Friend W. Richardson

Berkeley Gazette
1865-1943

When Friend William Richardson retired from public office in 1939, he declared: “I propose to spend my time in helping my friends and continuing my work as president of the California Press Association. I have no personal political aspirations, but I will continue to be active in public affairs.”

It is succinct testimony to three of the most important things in Richardson’s life: his friends, the press and public affairs. To all of these he gave a great deal of himself.

At the time of his death, he had served the State of California for 12 years, eight as treasurer and four as governor. He also was president of the California Press Association for 37 years.

He was born in 1865 in Ypsilanti, Mich. He died at the age of 78 in 1943.

It may be that it was as publisher and editor of the Berkeley Daily Gazette that he made the biggest imprint on the community.

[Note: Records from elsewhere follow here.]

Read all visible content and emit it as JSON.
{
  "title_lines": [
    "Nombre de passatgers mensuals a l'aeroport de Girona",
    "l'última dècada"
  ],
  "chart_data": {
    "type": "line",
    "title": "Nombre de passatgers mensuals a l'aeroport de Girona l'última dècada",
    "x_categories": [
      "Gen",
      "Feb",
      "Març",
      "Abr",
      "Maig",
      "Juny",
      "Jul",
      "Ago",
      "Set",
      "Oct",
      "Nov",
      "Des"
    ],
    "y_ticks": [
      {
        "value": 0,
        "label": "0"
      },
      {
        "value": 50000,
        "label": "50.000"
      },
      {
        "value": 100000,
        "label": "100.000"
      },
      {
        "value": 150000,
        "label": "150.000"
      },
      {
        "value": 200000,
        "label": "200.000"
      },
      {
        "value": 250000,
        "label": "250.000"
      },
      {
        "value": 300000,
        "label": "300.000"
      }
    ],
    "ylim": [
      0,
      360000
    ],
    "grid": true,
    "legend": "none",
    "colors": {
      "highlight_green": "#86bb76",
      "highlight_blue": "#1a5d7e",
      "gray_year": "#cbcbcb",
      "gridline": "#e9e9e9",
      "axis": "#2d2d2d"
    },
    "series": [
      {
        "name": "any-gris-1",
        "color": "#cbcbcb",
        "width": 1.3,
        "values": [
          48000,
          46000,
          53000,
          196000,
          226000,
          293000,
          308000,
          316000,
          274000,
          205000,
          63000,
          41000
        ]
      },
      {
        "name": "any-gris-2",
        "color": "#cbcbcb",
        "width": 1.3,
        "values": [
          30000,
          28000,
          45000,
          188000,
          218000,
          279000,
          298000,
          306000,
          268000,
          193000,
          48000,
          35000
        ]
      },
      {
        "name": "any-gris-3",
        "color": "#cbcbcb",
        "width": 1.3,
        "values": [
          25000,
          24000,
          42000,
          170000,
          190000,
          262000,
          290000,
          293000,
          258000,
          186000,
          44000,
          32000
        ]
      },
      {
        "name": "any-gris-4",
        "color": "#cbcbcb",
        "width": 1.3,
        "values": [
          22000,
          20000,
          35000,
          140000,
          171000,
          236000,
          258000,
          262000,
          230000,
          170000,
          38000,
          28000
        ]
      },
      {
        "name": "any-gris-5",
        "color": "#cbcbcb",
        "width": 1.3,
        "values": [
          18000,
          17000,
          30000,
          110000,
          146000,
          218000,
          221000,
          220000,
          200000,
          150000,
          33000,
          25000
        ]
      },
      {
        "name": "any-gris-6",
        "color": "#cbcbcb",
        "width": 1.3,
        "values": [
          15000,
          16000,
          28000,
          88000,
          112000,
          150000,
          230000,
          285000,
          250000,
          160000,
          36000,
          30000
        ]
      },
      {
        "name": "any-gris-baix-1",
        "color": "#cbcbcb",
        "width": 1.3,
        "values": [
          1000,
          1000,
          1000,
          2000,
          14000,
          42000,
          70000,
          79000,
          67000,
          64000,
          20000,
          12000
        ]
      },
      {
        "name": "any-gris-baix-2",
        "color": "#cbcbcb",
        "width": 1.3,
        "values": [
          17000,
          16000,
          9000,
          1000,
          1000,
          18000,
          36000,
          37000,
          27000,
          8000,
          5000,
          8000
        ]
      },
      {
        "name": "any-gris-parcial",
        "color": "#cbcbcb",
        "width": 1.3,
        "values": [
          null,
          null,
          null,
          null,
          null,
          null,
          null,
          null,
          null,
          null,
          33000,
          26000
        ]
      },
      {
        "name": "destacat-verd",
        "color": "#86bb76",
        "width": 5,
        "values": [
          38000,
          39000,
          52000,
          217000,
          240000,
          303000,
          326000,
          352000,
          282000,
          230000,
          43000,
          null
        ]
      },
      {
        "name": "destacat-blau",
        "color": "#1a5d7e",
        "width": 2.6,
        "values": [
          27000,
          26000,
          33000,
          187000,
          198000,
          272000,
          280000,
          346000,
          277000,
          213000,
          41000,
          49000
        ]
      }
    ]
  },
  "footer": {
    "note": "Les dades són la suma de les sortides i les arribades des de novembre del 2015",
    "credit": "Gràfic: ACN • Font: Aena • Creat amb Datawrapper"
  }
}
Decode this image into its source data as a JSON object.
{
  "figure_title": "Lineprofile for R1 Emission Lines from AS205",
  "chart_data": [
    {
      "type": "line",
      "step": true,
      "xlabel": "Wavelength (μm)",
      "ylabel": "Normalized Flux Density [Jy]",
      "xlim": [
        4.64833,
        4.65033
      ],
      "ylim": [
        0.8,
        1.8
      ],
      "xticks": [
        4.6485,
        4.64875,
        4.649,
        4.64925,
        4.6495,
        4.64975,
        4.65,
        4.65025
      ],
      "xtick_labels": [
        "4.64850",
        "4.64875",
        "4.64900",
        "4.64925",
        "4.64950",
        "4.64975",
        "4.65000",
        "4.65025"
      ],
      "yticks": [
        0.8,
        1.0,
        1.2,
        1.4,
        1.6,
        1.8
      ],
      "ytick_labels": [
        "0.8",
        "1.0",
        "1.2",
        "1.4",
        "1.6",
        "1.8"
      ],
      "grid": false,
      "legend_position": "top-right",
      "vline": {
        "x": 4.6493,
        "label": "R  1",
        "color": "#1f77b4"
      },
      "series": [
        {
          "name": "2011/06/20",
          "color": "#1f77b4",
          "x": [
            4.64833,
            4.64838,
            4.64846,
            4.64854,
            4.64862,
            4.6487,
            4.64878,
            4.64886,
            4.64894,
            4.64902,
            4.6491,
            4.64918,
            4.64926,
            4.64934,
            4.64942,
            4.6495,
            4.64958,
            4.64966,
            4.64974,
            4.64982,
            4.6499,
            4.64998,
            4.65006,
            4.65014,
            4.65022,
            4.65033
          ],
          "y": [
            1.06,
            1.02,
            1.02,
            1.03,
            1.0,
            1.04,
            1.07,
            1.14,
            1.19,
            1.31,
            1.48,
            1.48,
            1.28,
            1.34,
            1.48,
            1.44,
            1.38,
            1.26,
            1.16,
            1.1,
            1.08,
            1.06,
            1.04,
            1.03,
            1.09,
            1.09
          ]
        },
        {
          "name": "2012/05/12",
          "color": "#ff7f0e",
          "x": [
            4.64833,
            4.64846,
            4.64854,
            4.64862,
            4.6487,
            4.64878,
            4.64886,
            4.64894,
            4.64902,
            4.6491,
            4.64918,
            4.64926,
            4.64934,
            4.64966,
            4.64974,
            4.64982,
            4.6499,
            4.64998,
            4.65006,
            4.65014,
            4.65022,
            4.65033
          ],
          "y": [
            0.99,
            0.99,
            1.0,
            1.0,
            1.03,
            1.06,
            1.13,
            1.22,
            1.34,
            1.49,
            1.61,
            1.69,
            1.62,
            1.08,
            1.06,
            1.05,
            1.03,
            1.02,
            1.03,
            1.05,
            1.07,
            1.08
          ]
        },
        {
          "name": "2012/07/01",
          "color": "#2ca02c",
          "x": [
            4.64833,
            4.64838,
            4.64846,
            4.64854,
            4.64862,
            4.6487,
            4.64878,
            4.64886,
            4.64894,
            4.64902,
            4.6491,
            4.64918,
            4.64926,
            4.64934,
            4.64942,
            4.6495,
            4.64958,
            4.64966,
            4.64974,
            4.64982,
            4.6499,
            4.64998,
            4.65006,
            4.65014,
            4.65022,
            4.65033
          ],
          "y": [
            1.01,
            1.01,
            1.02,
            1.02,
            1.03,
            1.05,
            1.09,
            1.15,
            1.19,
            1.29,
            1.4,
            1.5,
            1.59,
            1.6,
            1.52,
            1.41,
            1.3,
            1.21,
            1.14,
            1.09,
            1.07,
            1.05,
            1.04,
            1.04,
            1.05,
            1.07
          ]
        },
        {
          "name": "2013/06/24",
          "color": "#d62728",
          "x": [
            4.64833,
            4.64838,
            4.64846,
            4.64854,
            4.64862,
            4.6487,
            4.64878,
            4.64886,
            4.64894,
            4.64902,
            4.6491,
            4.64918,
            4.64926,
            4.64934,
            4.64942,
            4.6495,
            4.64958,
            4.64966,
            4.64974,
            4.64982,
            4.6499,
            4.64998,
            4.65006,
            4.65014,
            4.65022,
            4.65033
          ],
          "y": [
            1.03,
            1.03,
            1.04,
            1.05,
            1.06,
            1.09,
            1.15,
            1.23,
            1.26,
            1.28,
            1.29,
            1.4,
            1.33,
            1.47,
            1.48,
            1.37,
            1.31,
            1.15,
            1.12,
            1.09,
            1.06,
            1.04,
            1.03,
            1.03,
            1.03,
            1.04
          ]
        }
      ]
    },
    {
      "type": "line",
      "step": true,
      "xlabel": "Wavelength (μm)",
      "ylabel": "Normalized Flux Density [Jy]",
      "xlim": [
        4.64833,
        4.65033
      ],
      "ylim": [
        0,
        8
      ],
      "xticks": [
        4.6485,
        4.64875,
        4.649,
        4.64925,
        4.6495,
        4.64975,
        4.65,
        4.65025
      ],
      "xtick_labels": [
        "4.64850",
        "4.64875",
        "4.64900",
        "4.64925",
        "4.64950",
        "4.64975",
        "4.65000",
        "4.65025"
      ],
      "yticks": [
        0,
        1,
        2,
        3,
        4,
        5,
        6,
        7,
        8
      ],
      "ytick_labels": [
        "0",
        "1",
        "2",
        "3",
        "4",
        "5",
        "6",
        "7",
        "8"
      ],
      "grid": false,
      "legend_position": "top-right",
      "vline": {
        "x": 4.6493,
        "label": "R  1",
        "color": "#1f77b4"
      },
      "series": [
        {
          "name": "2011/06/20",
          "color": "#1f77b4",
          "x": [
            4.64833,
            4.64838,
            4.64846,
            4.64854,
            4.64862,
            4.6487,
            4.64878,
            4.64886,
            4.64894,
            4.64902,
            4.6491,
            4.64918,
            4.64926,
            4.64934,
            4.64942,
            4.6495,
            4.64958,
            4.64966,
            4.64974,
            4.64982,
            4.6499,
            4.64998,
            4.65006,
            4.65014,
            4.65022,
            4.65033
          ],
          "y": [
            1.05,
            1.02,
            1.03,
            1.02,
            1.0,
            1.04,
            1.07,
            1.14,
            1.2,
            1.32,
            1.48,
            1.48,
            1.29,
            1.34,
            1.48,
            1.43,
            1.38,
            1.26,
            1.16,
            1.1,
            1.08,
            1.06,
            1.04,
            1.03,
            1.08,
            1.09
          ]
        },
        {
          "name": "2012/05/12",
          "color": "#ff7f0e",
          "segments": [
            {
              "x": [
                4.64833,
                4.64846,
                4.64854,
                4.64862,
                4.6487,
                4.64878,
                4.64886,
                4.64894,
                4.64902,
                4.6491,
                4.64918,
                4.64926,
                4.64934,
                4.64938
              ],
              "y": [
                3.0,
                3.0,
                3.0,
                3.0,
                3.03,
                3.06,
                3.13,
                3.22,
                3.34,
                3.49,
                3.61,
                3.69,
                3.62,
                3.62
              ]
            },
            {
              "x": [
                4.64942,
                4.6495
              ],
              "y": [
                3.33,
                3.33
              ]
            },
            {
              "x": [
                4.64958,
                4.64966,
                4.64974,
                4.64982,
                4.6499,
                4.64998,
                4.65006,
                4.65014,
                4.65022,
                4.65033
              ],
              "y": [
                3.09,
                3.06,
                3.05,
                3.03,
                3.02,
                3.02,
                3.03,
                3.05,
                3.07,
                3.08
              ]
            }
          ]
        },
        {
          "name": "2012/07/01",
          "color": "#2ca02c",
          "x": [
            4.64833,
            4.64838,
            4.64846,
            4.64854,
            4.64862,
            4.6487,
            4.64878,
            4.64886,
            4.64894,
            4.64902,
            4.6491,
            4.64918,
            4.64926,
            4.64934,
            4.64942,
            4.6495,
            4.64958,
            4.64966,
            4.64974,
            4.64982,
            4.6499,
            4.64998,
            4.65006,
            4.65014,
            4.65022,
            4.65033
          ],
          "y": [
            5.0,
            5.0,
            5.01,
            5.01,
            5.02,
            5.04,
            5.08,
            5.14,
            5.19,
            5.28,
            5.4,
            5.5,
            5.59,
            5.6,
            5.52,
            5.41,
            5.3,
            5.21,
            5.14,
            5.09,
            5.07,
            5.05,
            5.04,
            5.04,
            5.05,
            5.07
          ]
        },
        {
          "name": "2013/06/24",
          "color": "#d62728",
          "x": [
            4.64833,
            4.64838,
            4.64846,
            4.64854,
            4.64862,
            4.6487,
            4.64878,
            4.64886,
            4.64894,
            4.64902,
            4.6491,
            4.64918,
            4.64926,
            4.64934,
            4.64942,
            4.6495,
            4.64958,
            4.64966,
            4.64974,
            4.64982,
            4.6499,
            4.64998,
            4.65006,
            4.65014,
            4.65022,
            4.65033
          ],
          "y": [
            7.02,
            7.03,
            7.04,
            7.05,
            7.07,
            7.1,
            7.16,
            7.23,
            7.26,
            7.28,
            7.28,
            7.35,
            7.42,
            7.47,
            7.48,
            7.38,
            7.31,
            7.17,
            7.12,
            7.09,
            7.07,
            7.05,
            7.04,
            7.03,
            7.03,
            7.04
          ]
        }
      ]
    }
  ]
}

Between 1901 and 1912, Richardson not only built The Gazette up to Berkeley’s foremost paper, but helped to shape the development of the town he loved with editorials that explicitly let the townspeople know what was best for them.

One of his biggest concerns was the presence of saloons in (West) Berkeley. The Gazette was vociferous in its condemnation of them. The paper joyously proclaimed their demise as the result of a town trustees meeting in 1906 in what were probably the largest headlines The Gazette ever used.

Richardson’s reputation as a journalist is founded on more than the zeal with which he attacked vices. His newspaper career began with the San Bernardino-Times Index in 1896, and he became the newspaper’s proprietor only a year later.

By the time he had been with the Berkeley Gazette for a year in 1902, which was then six years after his newspaper career began, he had become so prominent in journalistic circles that he was elected president of the California Press Association.

Richardson took as much pride in his city as in his paper. The man who was soon to enter the political arena showed his interest in civic affairs in his editorials insisting on the need for a new city hall and to ballot reform and chastising the water and phone companies for their service.

When Richardson sold The Gazette late in 1915, he had built it from a small-town paper to a substantially larger one that carried weight in the community.

Having been state printer since 1912, Richardson decided to run for state treasurer. Two terms later Richardson was elected 26th governor of California.

In California of the 1920s, political power contests were fought between the liberal and conservative factions of the Republican Party, the Democratic Party being too weak to present a challenge.

For the 12 years proceeding 1923, the liberals dominated the political scene under reform governors Hiram Johnson and William D. Stephens. When a split threatened the unity of their own party, Republicans of both sides joined behind Friend Richardson to keep the party together.

Said by one endorser to embody the “Roosevelt brand of Americanism” (Teddy, that was), Richardson had the backing of the then-Sen. Johnson, organized labor and nearly 300 newspapers, some of which held different political views than Richardson. One notable exception was the Hearst papers.

Running on the real and only issue in the campaign “law and order, efficiency and economy,” Richardson won the election by a majority of 150,000.

Richardson’s budget director stated the budget was to put the “business of California on a business-like basis,” and that was just what Richardson did.

Richardson naturally could not have equally satisfied everyone upon whom his influence fell. He had made an impact as a man of integrity who prided himself on his political independence, and as a man whose motto was “making good on the job.”